First came microphones that listened for traffic, then radar and microwaves that detected traffic.

“None of them had the reliability of the old loop detector,” Lewis said.

But then the cameras came along and have been getting steadily more reliable. At this point, about 70 of the city’s 100 or so signalized intersections operate based on what the cameras tell them.

Some intersections have a camera facing each direction. Others, such as the intersection of Bridge Road and Harbour View Blvd., have only one with a fisheye-shaped lens, which can see all directions of the intersection.

“Reliability has been outstanding,” Lewis said.

The cameras also help improve safety, Lewis said. For example, a camera on the off-ramp from Route 58 west to Godwin Boulevard watches for the traffic and gives the exiting cars a green light when the line backs up too far. That way, nobody gets stuck sitting in the through lanes of the bypass.

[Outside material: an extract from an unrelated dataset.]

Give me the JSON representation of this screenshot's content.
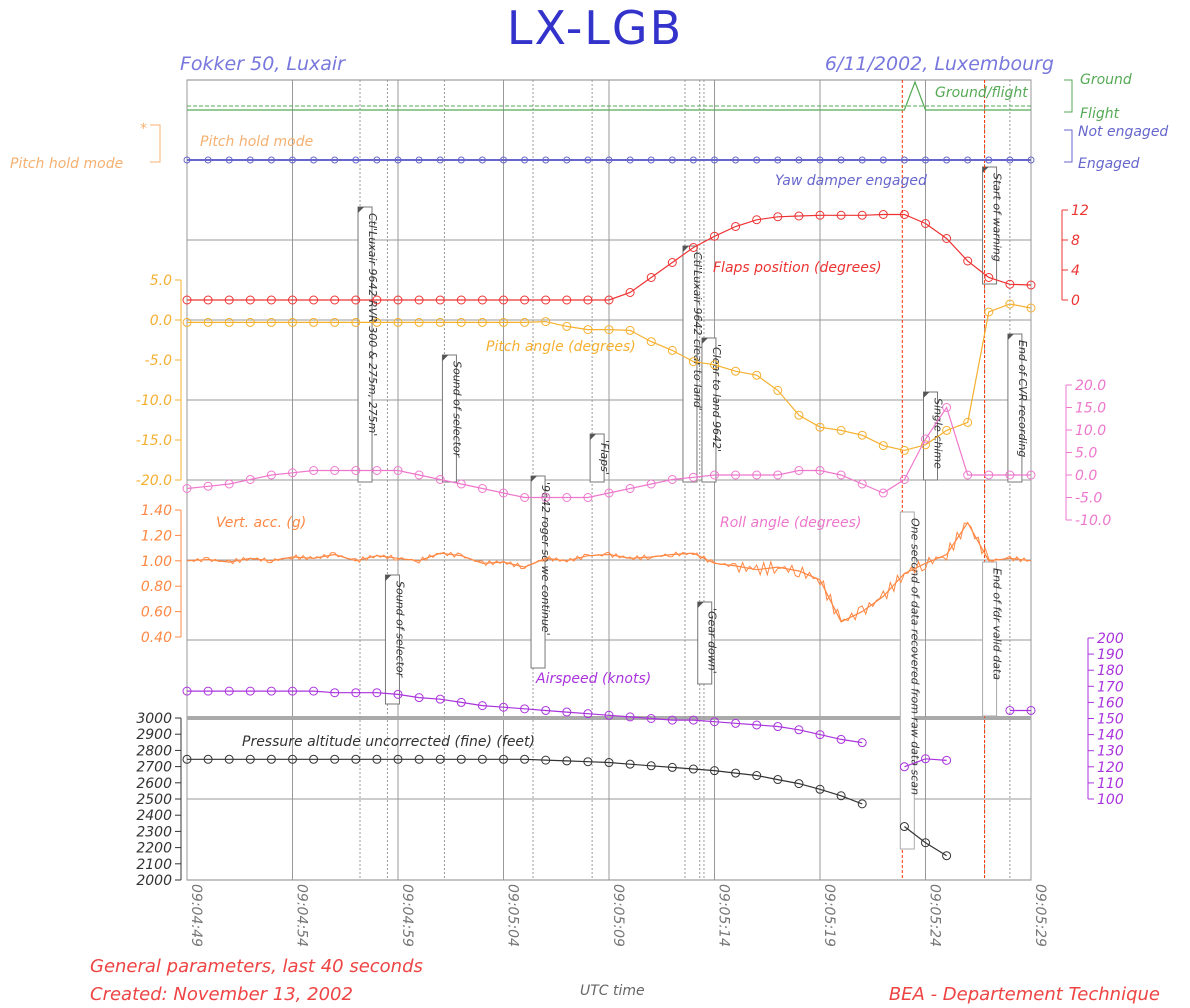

“This is a temporary rabbit we could pull out of the hat,” Lewis said of that ramp, noting the city is getting ready to upgrade it.

Other city departments, particularly Emergency Management, also use the cameras. The one at Main Street and Constance Road gets a workout during heavy rain because it can see the flood-prone Kimberly Bridge, Lewis said.

For those concerned about privacy, Lewis assures folks they don’t have to worry. Unless the sun falls exactly right, the people on the other end of the camera can’t even read license plates or see faces. The system does not record video, which Lewis considers a blessing.

“If we recorded, I wouldn’t do anything all day but respond to FOIA requests” from people who had been in accidents, he said, referring to the state’s open-records law.

About six people work monitoring, maintaining and upgrading the system, Lewis said. A human does not monitor it at all times, but the system notifies an on-call person if it detects something wrong.

“Our goal is to get to where we self-detect problems before a citizen or a police officer can see it,” Lewis said.